Клер с явной неохотой признавала, что такие приемы и в самом деле могут производить желаемое впечатление. Во время двух следующих просмотров, состоявшихся в тот день (каждый раз мы использовали новую последовательность катушек), она утверждала, что там должны быть какой-то подспудный повествовательный элемент, какая-то линия психологического развития, благодаря которым образы фильма приобретают свою необоримую власть.
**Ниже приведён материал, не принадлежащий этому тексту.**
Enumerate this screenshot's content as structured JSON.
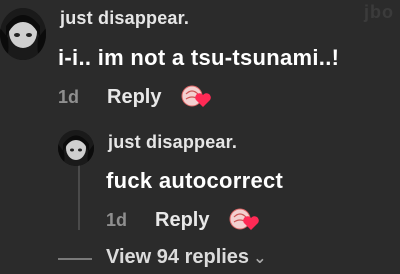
{
  "watermark": "jbo",
  "comment": {
    "username": "just disappear.",
    "text": "i-i.. im not a tsu-tsunami..!",
    "time": "1d",
    "reply_label": "Reply",
    "reaction_icon": "heart-reaction-icon"
  },
  "reply": {
    "username": "just disappear.",
    "text": "fuck autocorrect",
    "time": "1d",
    "reply_label": "Reply",
    "reaction_icon": "heart-reaction-icon"
  },
  "view_replies": {
    "label": "View 94 replies",
    "icon": "chevron-down-icon"
  },
  "colors": {
    "background": "#2b2b2b",
    "heart": "#ff2a55",
    "muted_text": "#8f8f8f"
  }
}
Теперь, много лет спустя, когда достоинства «утраченных фильмов» Касла (первым из них был найден «Иуда») всеми признаны и нашли множество подражателей, трудно представить человека, который осуждал бы их так, как Клер. Ей претил механический расчет, каким достигалось воздействие «Иуды» на зрителя. Она неохотно признавала достижения режиссера, но хотела, чтобы они объяснялись эстетическим чувством, основанным на узнаваемых литературных ценностях. Я помню, еще до просмотра «Иуды Йедермана» Клер говорила мне, что если фильм или другое произведение искусства способно дать толчок нашим глубинным и непроизвольным психическим процессам, то было бы неверно пользоваться этим его свойством. Такое следует считать недопустимым, а критика не должна призывать к этому художника. Она утверждала, что искусству следует входить в нашу жизнь через критический ум. Иначе оно может стать наркотиком.
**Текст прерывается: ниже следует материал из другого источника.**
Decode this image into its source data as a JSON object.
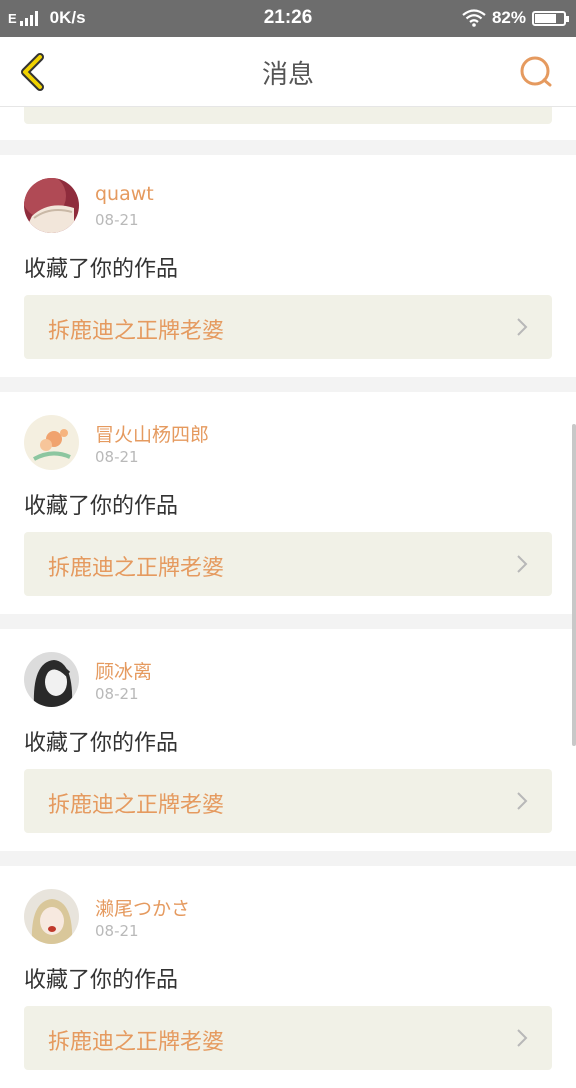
{
  "status_bar": {
    "network": "E",
    "speed": "0K/s",
    "time": "21:26",
    "battery_pct": "82%",
    "battery_level": 0.82
  },
  "header": {
    "title": "消息",
    "back_icon": "chevron-left-icon",
    "search_icon": "search-icon"
  },
  "colors": {
    "accent": "#e59a5f",
    "back_arrow": "#f0d200",
    "link_bg": "#f1f1e7"
  },
  "notifications": [
    {
      "username": "quawt",
      "date": "08-21",
      "action": "收藏了你的作品",
      "work_title": "拆鹿迪之正牌老婆"
    },
    {
      "username": "冒火山杨四郎",
      "date": "08-21",
      "action": "收藏了你的作品",
      "work_title": "拆鹿迪之正牌老婆"
    },
    {
      "username": "顾冰离",
      "date": "08-21",
      "action": "收藏了你的作品",
      "work_title": "拆鹿迪之正牌老婆"
    },
    {
      "username": "濑尾つかさ",
      "date": "08-21",
      "action": "收藏了你的作品",
      "work_title": "拆鹿迪之正牌老婆"
    }
  ]
}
Несколько дней подряд, снова и снова просматривая «Иуду», Клер занималась поисками эстетического метода — какого-нибудь малозаметного приема, с помощью которого в образы, созданные Каслом, были втиснуты сюжетная линия или структура характера. Фактически она сдалась втихомолку. «Иуда» не представлял собой фильма в том виде, в каком ома знала и любила фильмы, но его эмоциональная сила была несомненной. Шарки же, напротив, воспринял фильм с безграничным энтузиазмом. Секрет его, по убеждению Шарки, крылся в чисто формальных особенностях: монтаже, освещении, ритме, ракурсах съемки. Я впервые понял, что пусть Шарки и не крепнет умом и телом, но если ему удается продержаться некоторое время трезвым, то все еще может выдать впечатляющий критический разбор картины. Именно он обратил наше внимание на то, как Касл пользуется лестницами: камера всегда располагается под каким-то безумно головокружительным углом и показывает бегущую — непременно вниз — фигуру сзади. Через весь фильм проходил зрительный лейтмотив отчаянного зигзагообразного погружения во всеохватный мрак. Позор, страх, проклятие… идеальный образ.
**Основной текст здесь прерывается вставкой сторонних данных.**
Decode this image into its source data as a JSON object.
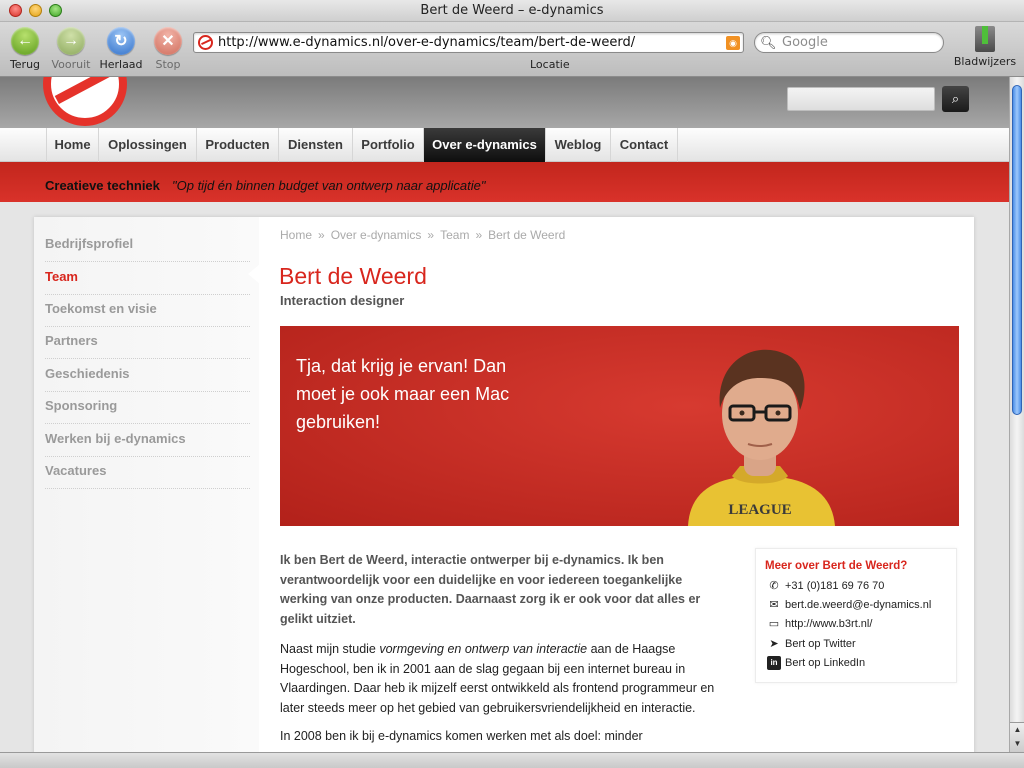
{
  "window": {
    "title": "Bert de Weerd – e-dynamics"
  },
  "toolbar": {
    "back": "Terug",
    "forward": "Vooruit",
    "reload": "Herlaad",
    "stop": "Stop",
    "url": "http://www.e-dynamics.nl/over-e-dynamics/team/bert-de-weerd/",
    "url_label": "Locatie",
    "search_placeholder": "Google",
    "bookmarks": "Bladwijzers"
  },
  "nav": {
    "items": [
      "Home",
      "Oplossingen",
      "Producten",
      "Diensten",
      "Portfolio",
      "Over e-dynamics",
      "Weblog",
      "Contact"
    ],
    "active": "Over e-dynamics"
  },
  "tagline": {
    "strong": "Creatieve techniek",
    "quote": "\"Op tijd én binnen budget van ontwerp naar applicatie\""
  },
  "sidebar": {
    "items": [
      "Bedrijfsprofiel",
      "Team",
      "Toekomst en visie",
      "Partners",
      "Geschiedenis",
      "Sponsoring",
      "Werken bij e-dynamics",
      "Vacatures"
    ],
    "active": "Team"
  },
  "breadcrumb": [
    "Home",
    "»",
    "Over e-dynamics",
    "»",
    "Team",
    "»",
    "Bert de Weerd"
  ],
  "profile": {
    "name": "Bert de Weerd",
    "role": "Interaction designer",
    "hero_quote": "Tja, dat krijg je ervan! Dan moet je ook maar een Mac gebruiken!",
    "shirt_text": "LEAGUE"
  },
  "content": {
    "intro": "Ik ben Bert de Weerd, interactie ontwerper bij e-dynamics. Ik ben verantwoordelijk voor een duidelijke en voor iedereen toegankelijke werking van onze producten. Daarnaast zorg ik er ook voor dat alles er gelikt uitziet.",
    "p1_a": "Naast mijn studie ",
    "p1_em": "vormgeving en ontwerp van interactie",
    "p1_b": " aan de Haagse Hogeschool, ben ik in 2001 aan de slag gegaan bij een internet bureau in Vlaardingen. Daar heb ik mijzelf eerst ontwikkeld als frontend programmeur en later steeds meer op het gebied van gebruikersvriendelijkheid en interactie.",
    "p2": "In 2008 ben ik bij e-dynamics komen werken met als doel: minder"
  },
  "more": {
    "title": "Meer over Bert de Weerd?",
    "phone": "+31 (0)181 69 76 70",
    "email": "bert.de.weerd@e-dynamics.nl",
    "website": "http://www.b3rt.nl/",
    "twitter": "Bert op Twitter",
    "linkedin": "Bert op LinkedIn"
  },
  "colors": {
    "brand_red": "#d8261d",
    "nav_active": "#111111"
  },
  "icons": [
    "back-arrow-icon",
    "forward-arrow-icon",
    "reload-icon",
    "stop-icon",
    "rss-icon",
    "search-icon",
    "bookmarks-icon",
    "phone-icon",
    "mail-icon",
    "monitor-icon",
    "twitter-bird-icon",
    "linkedin-icon"
  ]
}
Наш последний просмотр «Иуды» в тот день превратился в изматывающий разбор каждого эпизода и непрестанные попытки Шарки убедить Клер в своей правоте. И лишь постепенно стало до меня доходить, что мое собственное понимание Макса Касла как раз и рождается в спорах между Клер и Шарки — между неприятием и энтузиазмом. Я слушал их обоих. Я склонялся то к одному, то к другому. Но в глубине души я чувствовал, что не прав никто, потому что ни один из них до конца не понял истинного пафоса фильма. Их анализ делался по горячим следам, когда они еще не успели открыться полностью, как, казалось мне, открылся я; а с каждым новым просмотром мне хотелось открыться еще больше, принять болезненное вторжение искусства Касла, подобное скальпелю хирурга, что вторгается в живую плоть ради исцеления.

У фильма был свой смысл — Клер утверждала, что у каждого фильма должен быть смысл. Но этот смысл лежал глубже литературных особенностей, которые она пыталась обнаружить, и глубже технических трюков, которые занимали Шарки. Даже Шеннон, так неосмотрительно отдавшаяся во власть Касла, сделала только первый шаг на пути, подсказанный ей наивной интуицией. Да, нас всех заставили почувствовать вину Иуды. Но для чего? С какой целью? Инстинктивно я знал, что ответ на этот вопрос скрыт в самом фильме. Если бы я в тот момент осмелился облечь эту мысль в слова, то сказал бы (не отдавая себе полностью отчета в том, что говорю), что ответ нужно искать в самом художественном средстве. Я тогда впервые столкнулся с творением, которому настолько требовалось быть фильмом, чтобы сказать то, о чем оно хотело сказать. Ему необходима была эта темная нора, называемая кинотеатром, этот прямоугольник пляшущего света, называемый экраном, так похожий на дверь в иной мир, это присутствие завороженных глаз, впитывающих мелькающие перед ними образы.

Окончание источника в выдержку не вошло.